While the chummy language of the book can be irritating — “back off sister, I’m not your gal pal and I’m not up for big cuddles” — much of the advice on how to be a good friend, not just how to make good friends, is welcome. I asked my friend and neighbor what her “friendship love language” was: words of affirmation, quality time, gifts, acts of service, physical touch? After she finished rolling her eyes, we discovered we have very different requirements for feeling appreciated. She feels friendship involves hanging out. I need acts of service. So after she goes and fetches me some takeout, we’ll knock off work for an hour and watch reruns of “Law and Order” together. Win/win.
Hourigan and McMullen make one particularly important point. One of the tropes of friendship (particularly for women) is that lovers come and go, but friends are forever. But what if your friendship becomes a dumpster fire? Do you have to work to maintain friendships with the BFF who sleeps with your ex or the high school bestie who now bores you? No, they argue; people can come into your life “for a reason, a season,” and not necessarily for a lifetime.

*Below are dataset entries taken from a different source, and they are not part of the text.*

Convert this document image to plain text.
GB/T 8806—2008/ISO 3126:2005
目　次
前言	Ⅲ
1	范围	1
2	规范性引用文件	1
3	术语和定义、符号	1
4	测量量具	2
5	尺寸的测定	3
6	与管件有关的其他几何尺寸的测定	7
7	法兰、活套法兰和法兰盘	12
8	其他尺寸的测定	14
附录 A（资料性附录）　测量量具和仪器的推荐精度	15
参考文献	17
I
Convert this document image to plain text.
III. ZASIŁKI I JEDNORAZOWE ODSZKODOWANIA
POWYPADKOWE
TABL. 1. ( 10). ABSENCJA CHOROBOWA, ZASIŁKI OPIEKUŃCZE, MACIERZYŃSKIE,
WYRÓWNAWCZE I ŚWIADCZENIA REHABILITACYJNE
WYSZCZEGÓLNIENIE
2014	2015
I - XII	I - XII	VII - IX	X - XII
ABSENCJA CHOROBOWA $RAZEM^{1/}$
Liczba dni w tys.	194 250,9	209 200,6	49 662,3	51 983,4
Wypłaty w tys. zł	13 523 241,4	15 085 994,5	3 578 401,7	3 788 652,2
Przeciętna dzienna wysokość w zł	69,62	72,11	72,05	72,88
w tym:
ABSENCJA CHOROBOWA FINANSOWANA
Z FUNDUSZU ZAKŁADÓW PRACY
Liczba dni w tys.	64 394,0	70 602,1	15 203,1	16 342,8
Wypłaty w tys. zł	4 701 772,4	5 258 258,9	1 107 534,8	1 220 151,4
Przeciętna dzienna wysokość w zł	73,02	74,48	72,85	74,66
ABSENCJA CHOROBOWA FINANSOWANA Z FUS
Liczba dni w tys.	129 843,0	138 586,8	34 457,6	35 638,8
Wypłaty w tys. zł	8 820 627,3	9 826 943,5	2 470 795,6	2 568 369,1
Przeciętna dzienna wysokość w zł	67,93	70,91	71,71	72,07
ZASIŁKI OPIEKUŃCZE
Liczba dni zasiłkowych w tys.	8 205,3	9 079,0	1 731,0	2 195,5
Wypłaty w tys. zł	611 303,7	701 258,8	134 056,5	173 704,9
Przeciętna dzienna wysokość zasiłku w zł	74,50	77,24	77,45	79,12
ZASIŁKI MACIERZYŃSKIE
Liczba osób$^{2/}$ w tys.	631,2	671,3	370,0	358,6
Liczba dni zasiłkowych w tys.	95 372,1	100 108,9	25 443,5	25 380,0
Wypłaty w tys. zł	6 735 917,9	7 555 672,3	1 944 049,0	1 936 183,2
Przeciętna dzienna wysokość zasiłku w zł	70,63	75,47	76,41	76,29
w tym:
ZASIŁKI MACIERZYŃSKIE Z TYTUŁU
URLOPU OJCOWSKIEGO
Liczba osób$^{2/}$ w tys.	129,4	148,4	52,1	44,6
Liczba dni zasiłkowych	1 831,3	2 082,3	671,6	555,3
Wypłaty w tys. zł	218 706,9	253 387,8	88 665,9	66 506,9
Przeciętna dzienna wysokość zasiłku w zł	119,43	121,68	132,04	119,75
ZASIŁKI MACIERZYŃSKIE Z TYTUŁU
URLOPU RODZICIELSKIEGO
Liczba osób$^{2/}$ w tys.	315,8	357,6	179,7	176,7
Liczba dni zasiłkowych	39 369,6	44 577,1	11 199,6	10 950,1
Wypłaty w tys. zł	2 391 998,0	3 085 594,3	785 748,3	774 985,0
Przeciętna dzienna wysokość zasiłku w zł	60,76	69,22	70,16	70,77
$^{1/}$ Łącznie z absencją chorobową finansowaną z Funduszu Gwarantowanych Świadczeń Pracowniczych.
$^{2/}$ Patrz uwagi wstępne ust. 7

Think of this advice as the Gen Z equivalent of Nora Ephron’s “Everything is copy.” As the kids say, I’m here for it.
Astrologic
By Amelia Wood
ASTROLOGIC (Castle Point Books, 176 pp., $20) has a lot of fun advice about dealing with bosses, lovers, children, parents and, of course, friends, based on their zodiac sign. When it comes to being your pal, every sign is, in some sense, stellar: Libras “always want the best for you,” a Leo is a “true, thick-and-thin kind of friend,” “Taureans … make exceptional friends.” (Why is everyone so fabulous? Just once I’d like to read an astrology book where a few signs represent the dregs of humanity — so please tune in for my next project, “Virgos Suck.”)
I’d like to tell you I studied every page carefully. But like everyone else reading about astrology, I immediately turned to the bits about me. You’ll be delighted to know that, as an Aries, I make friends for life, and am generally fun and loyal, though there’s no going back when you’ve hurt my feelings.
And I may be a little too full of opinions.